C’est aux premières heures de l’année que l’homme jette un regard par la fenêtre et découvre un paysage enneigé qui lui rappelle les cartes postales de son enfance. Il n’y manque que la banderole « Bonne Année ! » en lettres gothiques rehaussées de dorures et d’une branche de houx aux baies rouges. Ce qu’il voit n’est pourtant qu’une maigre poudreuse semée avec parcimonie sur toits et chemins. Alors que jadis, on avait droit à des congères, des matelas dodus d’une blancheur immaculée que la météo appelait « le manteau neigeux ». Tout à cette nostalgie, l’homme se demande avec François Villon : « Mais où sont les neiges d’antan ? »

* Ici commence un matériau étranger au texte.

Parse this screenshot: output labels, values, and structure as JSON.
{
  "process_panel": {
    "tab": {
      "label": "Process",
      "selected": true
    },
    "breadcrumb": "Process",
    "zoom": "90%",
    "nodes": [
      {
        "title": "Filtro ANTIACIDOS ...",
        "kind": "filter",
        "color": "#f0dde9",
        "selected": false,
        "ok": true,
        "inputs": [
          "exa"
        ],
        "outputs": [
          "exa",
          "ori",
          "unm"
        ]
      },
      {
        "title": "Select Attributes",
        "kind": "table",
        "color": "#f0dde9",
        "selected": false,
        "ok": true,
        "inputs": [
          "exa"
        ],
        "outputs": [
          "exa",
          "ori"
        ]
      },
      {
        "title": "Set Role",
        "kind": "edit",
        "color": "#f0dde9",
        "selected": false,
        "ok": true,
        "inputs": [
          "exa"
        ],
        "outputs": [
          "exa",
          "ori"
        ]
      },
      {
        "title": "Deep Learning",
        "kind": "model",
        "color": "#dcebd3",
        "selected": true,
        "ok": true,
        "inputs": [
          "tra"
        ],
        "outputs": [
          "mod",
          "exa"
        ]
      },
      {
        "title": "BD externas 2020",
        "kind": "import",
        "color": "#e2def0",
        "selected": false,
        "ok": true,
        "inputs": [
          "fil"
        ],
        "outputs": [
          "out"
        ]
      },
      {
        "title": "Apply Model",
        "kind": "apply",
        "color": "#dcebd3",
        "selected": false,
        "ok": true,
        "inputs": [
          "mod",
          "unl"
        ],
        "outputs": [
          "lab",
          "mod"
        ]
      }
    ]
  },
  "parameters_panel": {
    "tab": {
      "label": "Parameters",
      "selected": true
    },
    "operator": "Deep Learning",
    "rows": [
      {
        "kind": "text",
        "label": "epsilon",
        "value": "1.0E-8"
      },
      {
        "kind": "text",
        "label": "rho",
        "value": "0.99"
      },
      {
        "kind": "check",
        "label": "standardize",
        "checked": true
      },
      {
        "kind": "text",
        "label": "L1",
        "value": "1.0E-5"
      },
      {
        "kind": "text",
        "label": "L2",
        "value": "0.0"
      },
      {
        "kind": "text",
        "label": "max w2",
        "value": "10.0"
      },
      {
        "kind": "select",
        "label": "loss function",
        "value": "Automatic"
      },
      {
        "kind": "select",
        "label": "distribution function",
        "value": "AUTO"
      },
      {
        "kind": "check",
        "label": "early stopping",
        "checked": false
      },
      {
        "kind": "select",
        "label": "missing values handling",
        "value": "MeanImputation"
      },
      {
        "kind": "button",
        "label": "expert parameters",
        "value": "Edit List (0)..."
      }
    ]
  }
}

Janvier est l’un des deux mois que les Romains, pour compléter l’année, ajoutèrent aux dix prévus depuis la fondation de leur cité. Ils le vouèrent à Janus, dieu qui se fait remarquer par sa double face, l’une tournée vers le passé, l’autre vers l’avenir. On y voit aussi un dérivé de janua, mot latin pour porte. Celle-ci est conçue comme un seuil à franchir, un temps ou un lieu de passage, une béance sur l’année qui vient. C’est la porte ouverte à tous les débuts, celle aussi devant laquelle chacun doit balayer en formulant ses résolutions. 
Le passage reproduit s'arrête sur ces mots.